Pittsburgh Mole Control Exterminator
Holy mole-y, what happened to my yard?!? So you have not been out to your yard for a while or perhaps it’s time to mow (again). Instead you’re shocked that your lawn is now being vandalized by an unknown varmint. Small ridges and tunnels have now taken over what was your yard and you’re thinking that you’d like nothing more than to escort these unwanted guests back to wherever they came from.
Why do I have them? A mole’s biggest reason to have wrecked your yard is to feed. As earthworms and grubs are staple food sources for the creature, moles will gravitate to yards that are perfect breeding grounds for these invertebrates and moles often will find a lawn that is well maintained and rich in moisture to be premium pickings for a nice meal.
What can I do to help the situation? Aside from having the infestation professionally treated, there are some helpful ways to help eliminate the mole issue and minimize chances of reoccurring. The use of grub control methods can be helpful to minimize food sources, but can be costly, especially if your property is on the larger side of the scale. Constantly monitoring the situation is a necessity with mole treatments.
Is the treatment safe? The Mole Control treatment is safe for humans and pets as our technicians are fully trained to perform these services with your family’s safety in mind.
I’d really rather not have them, so how do I get rid of these things? Moles are a tricky creature to handle and usually need to be professionally treated for full elimination. We at Budget Pest Control offer comprehensive Mole Control treatment plans that include the use of a variety of proven methods in tandem with a close monitoring of the situation.
Call Budget Pest Control 24/7 Our friendly office staff are here to answer any questions you may have about our Mole Control treatments. We can provide you with an estimate right over the phone, or in some situations, we can provide on-site inspections and estimates given by our trained certified field technicians. Either way, we can help ensure your yard is restored to its former glory (or at least…how it used to look).
Moles are subterranean mammals, usually ranging from about 6-7 inches in size on average, and weighing in at around 3 or 4 oz. The most common type of mole in our area is the eastern mole, which is of a dark grey or brown color. The mole has a distinct pink nose and large fleshy-colored front feet, used to power their way through soil.
- Moles are friendly hosts, allowing other small mammals such as voles, field mice and house mice to live in their excavated burrows. These mammals will eat roots, seeds and tubers underground, causing damage that is usually mistakenly blamed on the mole.

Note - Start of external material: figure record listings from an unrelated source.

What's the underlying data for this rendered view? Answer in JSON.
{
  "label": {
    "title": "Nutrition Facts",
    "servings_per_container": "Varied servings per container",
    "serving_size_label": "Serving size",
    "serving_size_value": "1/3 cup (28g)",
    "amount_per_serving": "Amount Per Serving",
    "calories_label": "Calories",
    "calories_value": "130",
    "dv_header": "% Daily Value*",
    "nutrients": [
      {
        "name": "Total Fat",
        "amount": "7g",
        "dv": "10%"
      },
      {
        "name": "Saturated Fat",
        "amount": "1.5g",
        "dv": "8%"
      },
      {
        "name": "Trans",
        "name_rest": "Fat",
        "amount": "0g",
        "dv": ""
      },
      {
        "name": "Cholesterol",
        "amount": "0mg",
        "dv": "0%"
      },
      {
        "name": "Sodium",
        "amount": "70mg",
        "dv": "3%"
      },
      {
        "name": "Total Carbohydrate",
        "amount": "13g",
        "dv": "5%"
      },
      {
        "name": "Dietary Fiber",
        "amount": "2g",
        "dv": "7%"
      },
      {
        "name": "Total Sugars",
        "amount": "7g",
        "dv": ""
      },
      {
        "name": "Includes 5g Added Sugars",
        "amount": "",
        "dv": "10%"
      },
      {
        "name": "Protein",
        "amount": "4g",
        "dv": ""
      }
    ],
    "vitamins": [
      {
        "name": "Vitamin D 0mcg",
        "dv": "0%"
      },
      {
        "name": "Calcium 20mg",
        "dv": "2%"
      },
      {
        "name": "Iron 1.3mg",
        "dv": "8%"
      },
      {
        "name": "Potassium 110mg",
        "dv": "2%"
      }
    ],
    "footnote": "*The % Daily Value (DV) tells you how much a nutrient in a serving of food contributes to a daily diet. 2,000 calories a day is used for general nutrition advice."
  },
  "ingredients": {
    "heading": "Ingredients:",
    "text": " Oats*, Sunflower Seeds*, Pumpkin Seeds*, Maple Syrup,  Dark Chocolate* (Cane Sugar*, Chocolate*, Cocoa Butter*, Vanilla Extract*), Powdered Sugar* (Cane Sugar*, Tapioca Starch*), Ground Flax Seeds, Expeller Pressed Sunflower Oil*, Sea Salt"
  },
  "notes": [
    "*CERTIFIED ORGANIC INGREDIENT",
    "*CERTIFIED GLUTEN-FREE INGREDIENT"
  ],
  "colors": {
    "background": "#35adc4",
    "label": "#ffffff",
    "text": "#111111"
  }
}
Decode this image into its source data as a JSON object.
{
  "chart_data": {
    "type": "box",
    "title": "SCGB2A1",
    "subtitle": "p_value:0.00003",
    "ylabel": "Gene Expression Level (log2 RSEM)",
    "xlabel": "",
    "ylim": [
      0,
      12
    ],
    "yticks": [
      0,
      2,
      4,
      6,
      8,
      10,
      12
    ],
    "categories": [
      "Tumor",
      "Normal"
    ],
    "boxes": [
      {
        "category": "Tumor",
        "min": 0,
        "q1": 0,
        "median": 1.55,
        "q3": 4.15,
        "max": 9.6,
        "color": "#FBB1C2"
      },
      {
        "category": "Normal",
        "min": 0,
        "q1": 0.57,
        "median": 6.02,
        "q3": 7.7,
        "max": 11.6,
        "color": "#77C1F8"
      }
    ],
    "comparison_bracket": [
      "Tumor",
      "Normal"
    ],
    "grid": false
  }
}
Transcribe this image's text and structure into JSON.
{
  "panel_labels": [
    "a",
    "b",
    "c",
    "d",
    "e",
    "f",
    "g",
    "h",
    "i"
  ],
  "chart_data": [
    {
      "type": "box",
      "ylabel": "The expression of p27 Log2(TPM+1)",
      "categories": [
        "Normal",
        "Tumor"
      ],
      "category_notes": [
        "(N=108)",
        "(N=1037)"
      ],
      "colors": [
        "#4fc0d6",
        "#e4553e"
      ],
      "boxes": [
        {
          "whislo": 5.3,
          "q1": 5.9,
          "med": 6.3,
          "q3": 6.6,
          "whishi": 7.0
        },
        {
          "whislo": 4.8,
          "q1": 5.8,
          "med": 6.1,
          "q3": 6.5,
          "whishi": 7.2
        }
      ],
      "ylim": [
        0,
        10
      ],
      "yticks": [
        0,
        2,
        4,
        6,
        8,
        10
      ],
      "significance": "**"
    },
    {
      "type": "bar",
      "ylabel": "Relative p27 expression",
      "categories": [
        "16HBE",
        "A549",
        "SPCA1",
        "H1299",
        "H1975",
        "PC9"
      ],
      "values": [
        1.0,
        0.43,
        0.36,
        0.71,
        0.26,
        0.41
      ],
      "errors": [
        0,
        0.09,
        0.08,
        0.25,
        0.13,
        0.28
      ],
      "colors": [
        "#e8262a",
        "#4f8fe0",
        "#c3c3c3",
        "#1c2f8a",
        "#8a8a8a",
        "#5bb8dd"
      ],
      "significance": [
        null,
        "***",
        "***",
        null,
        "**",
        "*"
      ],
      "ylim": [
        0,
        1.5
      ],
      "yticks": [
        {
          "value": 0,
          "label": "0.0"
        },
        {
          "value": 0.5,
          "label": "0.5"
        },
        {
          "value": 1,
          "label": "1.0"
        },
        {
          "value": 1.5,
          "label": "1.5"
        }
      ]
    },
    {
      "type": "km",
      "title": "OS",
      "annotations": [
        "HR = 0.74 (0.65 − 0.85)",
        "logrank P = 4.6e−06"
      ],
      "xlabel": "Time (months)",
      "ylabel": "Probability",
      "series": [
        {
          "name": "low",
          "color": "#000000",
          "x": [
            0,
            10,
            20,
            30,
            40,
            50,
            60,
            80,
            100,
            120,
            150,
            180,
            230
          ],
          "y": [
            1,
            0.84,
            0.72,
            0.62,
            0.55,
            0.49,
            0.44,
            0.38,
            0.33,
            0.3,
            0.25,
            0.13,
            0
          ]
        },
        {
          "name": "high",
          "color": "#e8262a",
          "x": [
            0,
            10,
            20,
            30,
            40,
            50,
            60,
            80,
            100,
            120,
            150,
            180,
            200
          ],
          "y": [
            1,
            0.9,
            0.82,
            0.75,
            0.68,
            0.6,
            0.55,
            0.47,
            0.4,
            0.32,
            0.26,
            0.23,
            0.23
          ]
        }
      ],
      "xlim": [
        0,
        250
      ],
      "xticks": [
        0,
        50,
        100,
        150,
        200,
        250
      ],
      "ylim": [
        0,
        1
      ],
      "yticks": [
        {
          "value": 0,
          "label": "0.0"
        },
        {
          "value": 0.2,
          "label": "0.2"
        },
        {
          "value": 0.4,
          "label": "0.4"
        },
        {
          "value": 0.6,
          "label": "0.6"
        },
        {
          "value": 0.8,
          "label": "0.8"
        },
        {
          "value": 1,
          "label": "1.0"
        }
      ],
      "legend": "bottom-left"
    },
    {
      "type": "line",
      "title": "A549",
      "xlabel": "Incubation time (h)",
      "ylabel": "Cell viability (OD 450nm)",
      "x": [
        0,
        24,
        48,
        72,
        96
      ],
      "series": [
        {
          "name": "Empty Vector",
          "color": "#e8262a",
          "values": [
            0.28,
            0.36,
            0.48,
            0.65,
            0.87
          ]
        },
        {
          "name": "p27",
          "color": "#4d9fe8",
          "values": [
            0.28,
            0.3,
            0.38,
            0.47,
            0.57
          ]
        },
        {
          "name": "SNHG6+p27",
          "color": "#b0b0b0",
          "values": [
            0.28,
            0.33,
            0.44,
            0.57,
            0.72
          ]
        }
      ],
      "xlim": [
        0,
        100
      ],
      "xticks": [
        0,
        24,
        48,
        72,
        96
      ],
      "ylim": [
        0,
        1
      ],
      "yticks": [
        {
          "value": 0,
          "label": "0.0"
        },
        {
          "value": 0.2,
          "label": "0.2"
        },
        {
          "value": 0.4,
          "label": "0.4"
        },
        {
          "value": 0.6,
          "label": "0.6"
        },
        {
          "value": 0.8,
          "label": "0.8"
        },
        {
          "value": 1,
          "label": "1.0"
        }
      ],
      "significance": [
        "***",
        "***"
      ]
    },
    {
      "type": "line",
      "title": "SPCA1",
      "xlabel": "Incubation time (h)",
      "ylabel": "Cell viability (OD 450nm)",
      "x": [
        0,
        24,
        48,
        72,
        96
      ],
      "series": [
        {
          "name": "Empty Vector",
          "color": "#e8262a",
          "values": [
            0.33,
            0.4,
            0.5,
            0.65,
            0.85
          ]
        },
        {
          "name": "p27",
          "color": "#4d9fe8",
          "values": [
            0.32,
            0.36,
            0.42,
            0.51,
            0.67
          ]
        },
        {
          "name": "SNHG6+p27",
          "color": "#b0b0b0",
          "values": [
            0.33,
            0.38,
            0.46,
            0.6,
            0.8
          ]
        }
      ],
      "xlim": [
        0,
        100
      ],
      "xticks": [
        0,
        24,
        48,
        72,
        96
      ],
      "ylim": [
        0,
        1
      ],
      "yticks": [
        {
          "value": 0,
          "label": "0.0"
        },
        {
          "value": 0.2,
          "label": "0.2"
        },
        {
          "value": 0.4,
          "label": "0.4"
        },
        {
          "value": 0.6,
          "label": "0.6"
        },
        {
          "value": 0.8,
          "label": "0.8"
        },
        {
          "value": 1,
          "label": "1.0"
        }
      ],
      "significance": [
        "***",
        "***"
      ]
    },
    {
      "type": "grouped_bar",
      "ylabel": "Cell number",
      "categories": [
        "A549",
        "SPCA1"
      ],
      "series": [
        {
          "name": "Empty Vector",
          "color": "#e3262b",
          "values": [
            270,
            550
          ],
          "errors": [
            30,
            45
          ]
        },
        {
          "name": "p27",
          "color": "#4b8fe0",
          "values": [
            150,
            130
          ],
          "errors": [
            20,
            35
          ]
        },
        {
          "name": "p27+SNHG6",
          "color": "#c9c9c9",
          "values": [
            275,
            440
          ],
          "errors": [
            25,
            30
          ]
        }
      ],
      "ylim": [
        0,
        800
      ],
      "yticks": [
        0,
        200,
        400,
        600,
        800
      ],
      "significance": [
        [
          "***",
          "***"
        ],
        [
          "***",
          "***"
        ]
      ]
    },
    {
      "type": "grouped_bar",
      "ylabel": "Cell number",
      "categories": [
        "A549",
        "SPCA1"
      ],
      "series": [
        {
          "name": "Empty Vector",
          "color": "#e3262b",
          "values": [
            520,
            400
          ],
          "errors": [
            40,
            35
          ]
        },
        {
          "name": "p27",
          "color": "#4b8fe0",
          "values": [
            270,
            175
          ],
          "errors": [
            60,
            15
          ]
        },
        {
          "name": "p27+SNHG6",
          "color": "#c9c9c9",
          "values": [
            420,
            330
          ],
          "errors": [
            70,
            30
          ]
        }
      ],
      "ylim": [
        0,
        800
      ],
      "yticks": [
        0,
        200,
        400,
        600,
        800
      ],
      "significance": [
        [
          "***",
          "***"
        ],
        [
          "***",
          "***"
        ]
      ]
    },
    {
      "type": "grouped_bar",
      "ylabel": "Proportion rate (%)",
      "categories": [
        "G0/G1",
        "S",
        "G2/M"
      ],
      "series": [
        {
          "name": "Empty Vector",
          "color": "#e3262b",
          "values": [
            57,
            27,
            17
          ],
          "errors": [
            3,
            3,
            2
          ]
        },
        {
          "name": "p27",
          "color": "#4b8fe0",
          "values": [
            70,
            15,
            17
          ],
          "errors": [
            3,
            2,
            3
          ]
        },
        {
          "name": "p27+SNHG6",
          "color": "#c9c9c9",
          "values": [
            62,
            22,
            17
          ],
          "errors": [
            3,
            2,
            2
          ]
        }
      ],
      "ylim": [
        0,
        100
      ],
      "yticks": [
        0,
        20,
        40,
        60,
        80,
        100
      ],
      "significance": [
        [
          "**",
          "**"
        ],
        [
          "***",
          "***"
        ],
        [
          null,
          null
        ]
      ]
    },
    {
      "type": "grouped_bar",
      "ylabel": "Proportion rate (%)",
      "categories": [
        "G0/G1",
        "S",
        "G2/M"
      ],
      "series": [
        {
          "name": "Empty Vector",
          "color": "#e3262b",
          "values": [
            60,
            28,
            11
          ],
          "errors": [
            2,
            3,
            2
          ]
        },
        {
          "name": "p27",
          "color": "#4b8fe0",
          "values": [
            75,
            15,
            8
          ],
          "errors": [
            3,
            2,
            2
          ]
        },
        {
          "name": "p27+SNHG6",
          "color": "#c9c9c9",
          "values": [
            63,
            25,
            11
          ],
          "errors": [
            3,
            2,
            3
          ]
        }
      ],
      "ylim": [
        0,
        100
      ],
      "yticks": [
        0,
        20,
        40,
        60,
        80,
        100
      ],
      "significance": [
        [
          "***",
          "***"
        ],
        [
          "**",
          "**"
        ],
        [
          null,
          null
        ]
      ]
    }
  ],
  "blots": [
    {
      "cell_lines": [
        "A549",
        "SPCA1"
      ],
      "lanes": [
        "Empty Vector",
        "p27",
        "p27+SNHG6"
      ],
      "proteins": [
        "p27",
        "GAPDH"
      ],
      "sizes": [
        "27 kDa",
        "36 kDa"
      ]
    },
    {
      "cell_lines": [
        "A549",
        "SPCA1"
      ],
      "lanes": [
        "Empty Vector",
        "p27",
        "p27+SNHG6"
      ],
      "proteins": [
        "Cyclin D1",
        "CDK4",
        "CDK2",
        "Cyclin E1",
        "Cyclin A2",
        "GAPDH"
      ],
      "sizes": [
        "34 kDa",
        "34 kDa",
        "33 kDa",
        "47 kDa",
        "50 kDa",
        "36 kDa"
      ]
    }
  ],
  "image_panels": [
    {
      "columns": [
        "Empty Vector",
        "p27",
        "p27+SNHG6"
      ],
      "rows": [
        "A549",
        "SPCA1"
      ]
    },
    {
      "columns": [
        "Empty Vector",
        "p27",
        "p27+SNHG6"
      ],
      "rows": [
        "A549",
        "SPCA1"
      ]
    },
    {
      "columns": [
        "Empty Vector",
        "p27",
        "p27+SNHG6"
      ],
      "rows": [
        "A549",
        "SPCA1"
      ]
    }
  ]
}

- Moles are actually just as blind as they are portrayed in pop culture. They have fused eyelids, and the only function of their eyes is to distinguish between light and dark.
- The starry nosed mole, which exists in our region, has a unique nose with 25,000+ tiny sensory receptors on it, giving it the ability to smell underwater, to sense prey through electrical currents and to detect seismic activity within the Earth.
MYTH: Mole hills in lawns are usually created by a group of moles that inhabit the area.
FACT: Most damage done to a yard by moles is caused by 1 or 2 moles. They’re very solitary creatures but are also incredibly industrious. Moles will work on average about sun-up to sun-down in a day with very little time for resting.
MYTH: Moles only prefer lush, green lawns over anything else.
FACT: While not entirely a myth; moles gravitate to any yard that has moist, loamy soil, as it is perfect harborage for their main food sources- grubs and earthworms. A small side note to this information is that people in valleys or at lower elevations are even more susceptible to possible mole infestation as runoff flows downward, they will pool water under the soil.
- Although you may not need us to tell you this, the biggest indicator of mole infestation will be the appearance of ridges and mounds of dirt on the surface of your lawn/mulch bed/garden.
- Another sign of moles in a yard aside from mounds is the death of plant life in a garden or topiary bed. Moles will unintentionally damage the roots to plants as they move through an area. If you’ve got an issue with plants dying from some unknown affliction, this may be a sign of moles.
- High concentrations of grub or earthworm activity in your yard may be an attractant to moles.